Un carnage homophobe en Floride, un double assassinat en banlieue parisienne. La sauvagerie. En de nombreuses régions, la violence atteint des niveaux effarants et, comme elle, la peine des peuples asservis. Il y a dans ce qui se passe quelque chose d’effrayant car il fut un temps où, face à de tels déferlements, il suffisait d’espérer que les deux grandes puissances mondiales décident d’y mettre bon ordre. Aujourd’hui, chaque matin ou presque nous prouve que nous vivons une période des plus incertaines, de celles où aucun acteur n’a la capacité d’imposer totalement sa volonté, qu’il s’agisse d’un gouvernement, d’un groupe extrémiste, d’une guérilla ou d’intérêts économiques.
A la radio, la voix professionnelle du journaliste qui en a vu d’autres semble fatiguée. Ce matin, il n’y a aucune couleur vive à offrir aux auditeurs si ce n’est le vermeil des victimes. Que faire, que dire, quand on se prend à se demander quelle sera la prochaine étape ? Le prochain coup ? De Bagdad, il y a quelques jours, j’ai reçu ce message lapidaire d’un confrère irakien : « Ici, c’est l’enfer tous les jours. Je sors le matin sans savoir ce qu’il va advenir de ma petite personne et de ceux que j’aime. Je compile tous les événements, je compte les morts, les blessés et les disparus. J’essaie de comprendre mais je crois qu’il n’y a rien à saisir de tout ceci. Plus tard, on parlera de cette époque en disant que ce furent les années du chaos. Et quand je lis des articles à propos de ce qui se passe dans la Syrie voisine ou dans le Kurdistan turc, je me dis que j’ai encore de quoi ne pas me plaindre. »
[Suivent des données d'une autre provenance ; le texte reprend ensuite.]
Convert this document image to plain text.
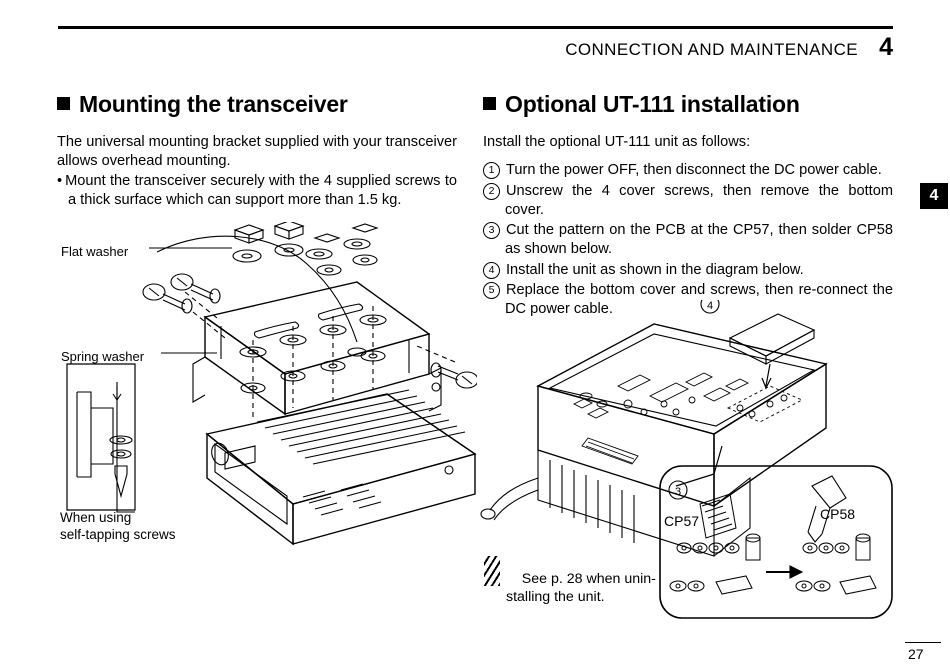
CONNECTION AND MAINTENANCE 4
4
Mounting the transceiver

The universal mounting bracket supplied with your transceiver allows overhead mounting.

• Mount the transceiver securely with the 4 supplied screws to a thick surface which can support more than 1.5 kg.

Flat washer
Spring washer
When using
self-tapping screws
Optional UT-111 installation

Install the optional UT-111 unit as follows:

1 Turn the power OFF, then disconnect the DC power cable.
2 Unscrew the 4 cover screws, then remove the bottom cover.
3 Cut the pattern on the PCB at the CP57, then solder CP58 as shown below.
4 Install the unit as shown in the diagram below.
5 Replace the bottom cover and screws, then re-connect the DC power cable.	4
3
CP57	CP58

See p. 28 when unin-
stalling the unit.

27
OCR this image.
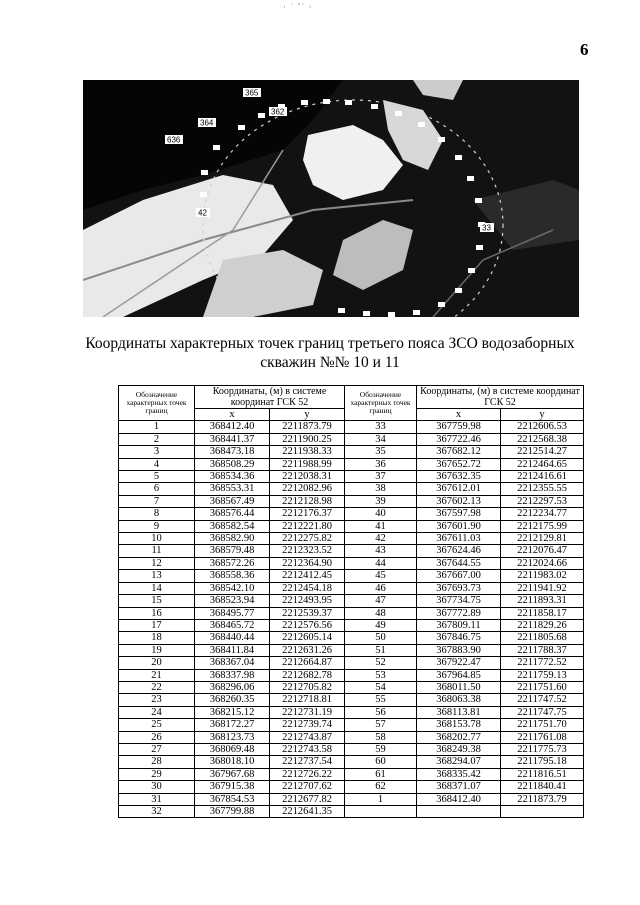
· ˙ ˚˙ ·
6
364
636
362
365
33
42
Координаты характерных точек границ третьего пояса ЗСО водозаборных
скважин №№ 10 и 11
Обозначение характерных точек границ	Координаты, (м) в системе координат ГСК 52		Обозначение характерных точек границ	Координаты, (м) в системе координат ГСК 52	
	x	y		x	y
1	368412.40	2211873.79	33	367759.98	2212606.53
2	368441.37	2211900.25	34	367722.46	2212568.38
3	368473.18	2211938.33	35	367682.12	2212514.27
4	368508.29	2211988.99	36	367652.72	2212464.65
5	368534.36	2212038.31	37	367632.35	2212416.61
6	368553.31	2212082.96	38	367612.01	2212355.55
7	368567.49	2212128.98	39	367602.13	2212297.53
8	368576.44	2212176.37	40	367597.98	2212234.77
9	368582.54	2212221.80	41	367601.90	2212175.99
10	368582.90	2212275.82	42	367611.03	2212129.81
11	368579.48	2212323.52	43	367624.46	2212076.47
12	368572.26	2212364.90	44	367644.55	2212024.66
13	368558.36	2212412.45	45	367667.00	2211983.02
14	368542.10	2212454.18	46	367693.73	2211941.92
15	368523.94	2212493.95	47	367734.75	2211893.31
16	368495.77	2212539.37	48	367772.89	2211858.17
17	368465.72	2212576.56	49	367809.11	2211829.26
18	368440.44	2212605.14	50	367846.75	2211805.68
19	368411.84	2212631.26	51	367883.90	2211788.37
20	368367.04	2212664.87	52	367922.47	2211772.52
21	368337.98	2212682.78	53	367964.85	2211759.13
22	368296.06	2212705.82	54	368011.50	2211751.60
23	368260.35	2212718.81	55	368063.38	2211747.52
24	368215.12	2212731.19	56	368113.81	2211747.75
25	368172.27	2212739.74	57	368153.78	2211751.70
26	368123.73	2212743.87	58	368202.77	2211761.08
27	368069.48	2212743.58	59	368249.38	2211775.73
28	368018.10	2212737.54	60	368294.07	2211795.18
29	367967.68	2212726.22	61	368335.42	2211816.51
30	367915.38	2212707.62	62	368371.07	2211840.41
31	367854.53	2212677.82	1	368412.40	2211873.79
32	367799.88	2212641.35			
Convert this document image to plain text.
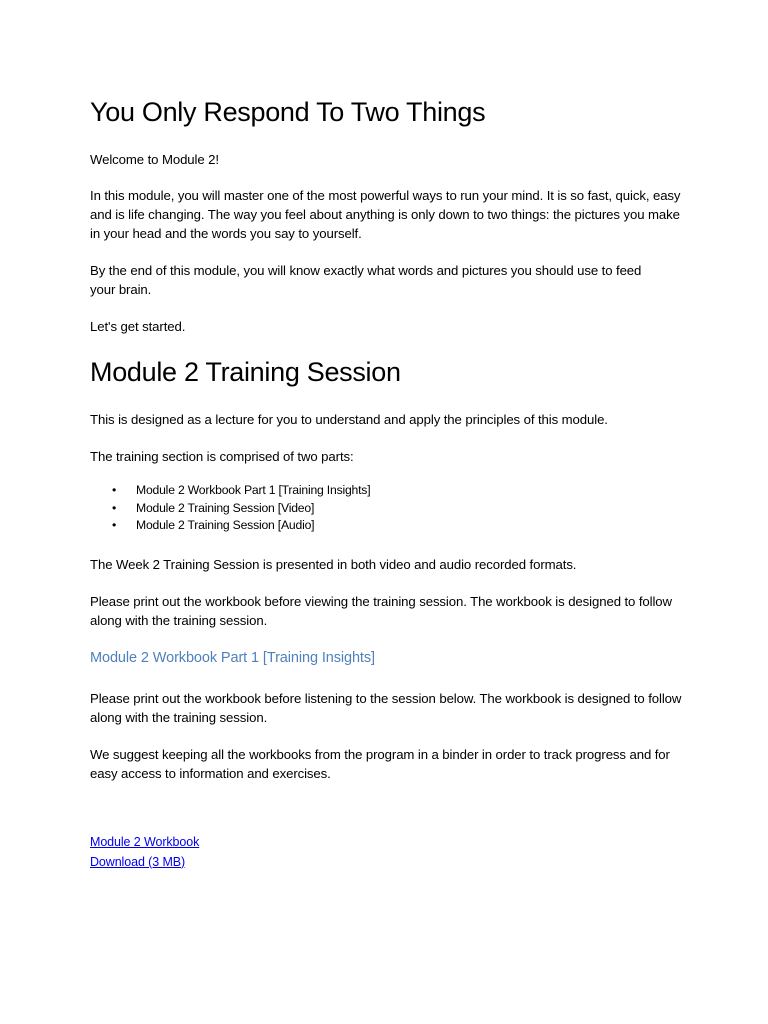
You Only Respond To Two Things

Welcome to Module 2!

In this module, you will master one of the most powerful ways to run your mind. It is so fast, quick, easy and is life changing. The way you feel about anything is only down to two things: the pictures you make in your head and the words you say to yourself.

By the end of this module, you will know exactly what words and pictures you should use to feed your brain.

Let's get started.

Module 2 Training Session

This is designed as a lecture for you to understand and apply the principles of this module.

The training section is comprised of two parts:

• Module 2 Workbook Part 1 [Training Insights]
• Module 2 Training Session [Video]
• Module 2 Training Session [Audio]

The Week 2 Training Session is presented in both video and audio recorded formats.

Please print out the workbook before viewing the training session. The workbook is designed to follow along with the training session.

Module 2 Workbook Part 1 [Training Insights]

Please print out the workbook before listening to the session below. The workbook is designed to follow along with the training session.

We suggest keeping all the workbooks from the program in a binder in order to track progress and for easy access to information and exercises.

Module 2 Workbook
Download (3 MB)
Il est huit heures. Faire taire la radio. Ou bien non, changer de chaîne. Mais la voix faussement enjouée d’une radio pour « djeuns » devient très vite insupportable, elle et ses réclames débiles. Il faut écouter de la musique. Mais ce matin, Mozart, le grand Mozart, n’est d’aucune utilité. Il n’apaise rien, il ne chasse aucune nuée. Les infos sont dans la tête, elles tournoient, elles poussent à allumer la télévision en sachant qu’on n’y trouvera rien si ce n’est un plateau de spécialistes convoqués à une heure matinale pour dire ce qu’ils sont censés savoir d’un événement qui s’est déroulé à des milliers de kilomètres et dont, en réalité, ils ignorent tout.
Une chroniqueuse illustre quant à elle ce qu’est en train de devenir la presse. Elle passe en revue les messages de 140 signes qui foisonnent dans la twittospère. De la belle matière… Qu’aurait-on dit, il y a encore dix ans, si une revue de presse avait repris les propos de Mr Gérard au café ou de Madame Gertrude en son salon de coiffure ? Voilà donc l’affaire : le monde est un vaste bruit. Les uns s’entretuent, les autres tapent sur des casseroles et des médias sans imagination nous disent ce que les seconds disent des premiers…
Huit heures quinze. Télévision éteinte. Radio rallumée. Même le football est violence. Je serais dans le studio, je proposerais aux auditeurs quelques plages de silence. Rien. Silence total. A condition qu’ils en fassent de même. Une pause. Au lieu de ça, j’écoute, sans grande résistance, une « coach de vie » expliquer son métier. La dame se dit aussi « psycho-somato thérapeute » et « captatrice d’énergie positive ». Je retrouverai sa trace quelques heures plus tard dans une dépêche. Belle offensive de communication. Coach de vie… Après tout, pourquoi pas ? Le monde lui-même et ceux qui le dirigent en ont peut être besoin.
Le drame d’Orlando revient avec le flash de huit heures trente. J’écoute, les déclarations embarrassées de celles et ceux qui aimeraient bien exploiter cette tuerie sans avoir à prononcer les mots qui devraient l’être : homophobie délirante, haine des homosexuels… On apprendra quelques heures plus tard que le tueur fréquentait l’endroit. « Taqqiya », la fameuse dissimulation, affirmera un professeur de langue transformé par les événements et la médiocrité générale en grand spécialiste du monde arabe et de tous ses « ismes ». A aucun moment la piste éventuelle d’un crime homophobe commis par un homosexuel refoulé ne sera évoquée…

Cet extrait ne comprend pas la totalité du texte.